Teaching Computers: Building Multilingual Linguistic Resources With Volunteer Contributions Over the Web

By Dr. Rada Mihalcea
University of North Texas
&
Dr. Timothy Chklovski
Information Sciences Institute,
University of Southern California

www.lisa.org

Helping Computers Help Us

Being able to understand another language is nothing to be taken lightly. Anyone who has ventured into a foreign country without speaking the language will attest to the difficulties that can arise when wild gesticulation attempts to replace language in requesting a vegetarian dish or enquiring about the arrival of the next train.

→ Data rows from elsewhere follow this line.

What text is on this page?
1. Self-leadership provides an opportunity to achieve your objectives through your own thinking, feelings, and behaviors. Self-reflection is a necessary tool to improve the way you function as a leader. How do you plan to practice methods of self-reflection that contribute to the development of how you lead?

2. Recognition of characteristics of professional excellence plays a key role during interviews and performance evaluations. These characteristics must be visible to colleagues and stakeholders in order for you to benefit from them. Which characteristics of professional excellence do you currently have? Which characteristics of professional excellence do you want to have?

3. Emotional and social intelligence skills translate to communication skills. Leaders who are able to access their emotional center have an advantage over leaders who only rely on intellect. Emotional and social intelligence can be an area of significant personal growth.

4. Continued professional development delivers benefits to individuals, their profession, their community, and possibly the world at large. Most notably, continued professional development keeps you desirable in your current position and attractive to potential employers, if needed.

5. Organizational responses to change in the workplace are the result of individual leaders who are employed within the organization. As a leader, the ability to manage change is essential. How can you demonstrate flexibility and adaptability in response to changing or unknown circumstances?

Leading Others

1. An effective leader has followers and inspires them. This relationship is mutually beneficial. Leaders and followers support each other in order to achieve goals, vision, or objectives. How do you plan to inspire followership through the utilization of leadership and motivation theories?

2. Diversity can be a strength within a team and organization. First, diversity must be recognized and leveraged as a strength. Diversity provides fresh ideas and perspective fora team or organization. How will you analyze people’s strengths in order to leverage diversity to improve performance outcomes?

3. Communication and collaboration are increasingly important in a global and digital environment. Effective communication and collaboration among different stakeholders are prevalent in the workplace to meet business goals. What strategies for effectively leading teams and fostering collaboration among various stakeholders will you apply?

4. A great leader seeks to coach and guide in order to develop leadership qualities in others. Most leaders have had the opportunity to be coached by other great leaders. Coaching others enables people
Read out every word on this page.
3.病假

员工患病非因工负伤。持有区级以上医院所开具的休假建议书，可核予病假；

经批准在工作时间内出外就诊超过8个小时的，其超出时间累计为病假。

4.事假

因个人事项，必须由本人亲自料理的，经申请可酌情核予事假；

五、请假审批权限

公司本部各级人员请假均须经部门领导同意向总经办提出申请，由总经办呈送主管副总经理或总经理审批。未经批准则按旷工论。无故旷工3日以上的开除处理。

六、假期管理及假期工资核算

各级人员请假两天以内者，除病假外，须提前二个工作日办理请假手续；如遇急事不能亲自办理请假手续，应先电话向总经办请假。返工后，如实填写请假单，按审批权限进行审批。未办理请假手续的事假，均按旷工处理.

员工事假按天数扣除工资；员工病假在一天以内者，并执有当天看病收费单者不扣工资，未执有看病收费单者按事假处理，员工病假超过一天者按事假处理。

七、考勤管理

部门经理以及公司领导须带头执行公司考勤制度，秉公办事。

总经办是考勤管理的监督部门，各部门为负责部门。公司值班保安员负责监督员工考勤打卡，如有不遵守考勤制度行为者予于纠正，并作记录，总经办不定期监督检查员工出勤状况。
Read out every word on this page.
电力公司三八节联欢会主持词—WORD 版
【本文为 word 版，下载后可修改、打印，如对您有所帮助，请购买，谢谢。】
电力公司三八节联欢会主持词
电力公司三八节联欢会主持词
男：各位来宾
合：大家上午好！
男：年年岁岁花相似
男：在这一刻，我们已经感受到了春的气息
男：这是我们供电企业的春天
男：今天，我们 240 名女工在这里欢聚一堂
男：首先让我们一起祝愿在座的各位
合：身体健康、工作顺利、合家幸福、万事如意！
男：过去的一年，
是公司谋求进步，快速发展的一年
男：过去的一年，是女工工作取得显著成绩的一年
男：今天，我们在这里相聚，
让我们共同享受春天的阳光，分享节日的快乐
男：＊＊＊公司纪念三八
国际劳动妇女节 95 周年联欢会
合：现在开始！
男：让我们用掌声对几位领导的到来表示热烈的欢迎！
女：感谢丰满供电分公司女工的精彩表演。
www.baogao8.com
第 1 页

Thanks to the world wide web, similar angst can arise in written communication from the comfort of your own room or even a mobile device. A product has been out in Japan for several months and is about to hit the shelves in the U.S. What do the Japanese customers think of it? The reviews are right there, on the web – but the fact that the pages are likely to be in Japanese is of little help to the vast majority of potential American customers. In a commendable move, MIT is making all of their course materials available for free on the web though the Open CourseWare project. However, the impact of wonderful education resources such as these would be even more pervasive if those who do not speak (actually, read) English could use the resources. These examples hint at nothing less than the concept of universal communication – borderless communication between people, regardless of the language they speak.

But how can we get there?

Dr. Timothy Chklovski, Information Sciences Institute,
University of Southern California One step remains before computers can set about discerning meanings and generating languages.

When learning a new language, one human faculty that is sorely stressed is memory. Some words, even recently learned, slip our mind. Only when we become practiced does the task of selecting the right expression for simple statements become second nature, in other words, a simple routine task. While still laden with many limitations, computers are difficult to fault for their ability to store information or to carry out tasks so fraught with the routine that they would bring tears of boredom to the eyes of the staunchest accountant. Only one step remains before computers can set about the knowledge-heavy tasks of discerning meanings and generating languages. That step is to first teach them, for a variety of contexts, which word meanings and which translations are actually intended.

Teach Computers aims to tap people’s ability to handle language and to give computers the benefit of that knowledge.

The goal of the Teach Computers project is exactly that – to create an environment where people can teach computers and help them to help us. It is a Web-based project that aims to tap people’s ability to handle language and to give computers the benefit of that knowledge. Any Web user can visit the Teach-Computers.org site and contribute some of their knowledge, which will then be used to develop intelligent computer programs that can understand, generate and learn natural language.

The project also tries to make the most of every contributor’s effort with active learning. When possible, the site automatically selects for human annotation only those examples that would be most useful – for example, those that baffle automatic tagging systems. The system is expected to yield more training data of comparable quality and at a significantly lower cost than the traditional method of hiring lexicographers.

Natural Language Processing Is Data Hungry!

Natural Language Processing (NLP) is a field right at the nexus between Computer Science and Linguistics, concerned with creating computer programs that can understand, generate and learn natural language. Computer programs that should ideally work for any kind of natural language, and that should be capable of tackling any of the 7,200 languages spoken worldwide.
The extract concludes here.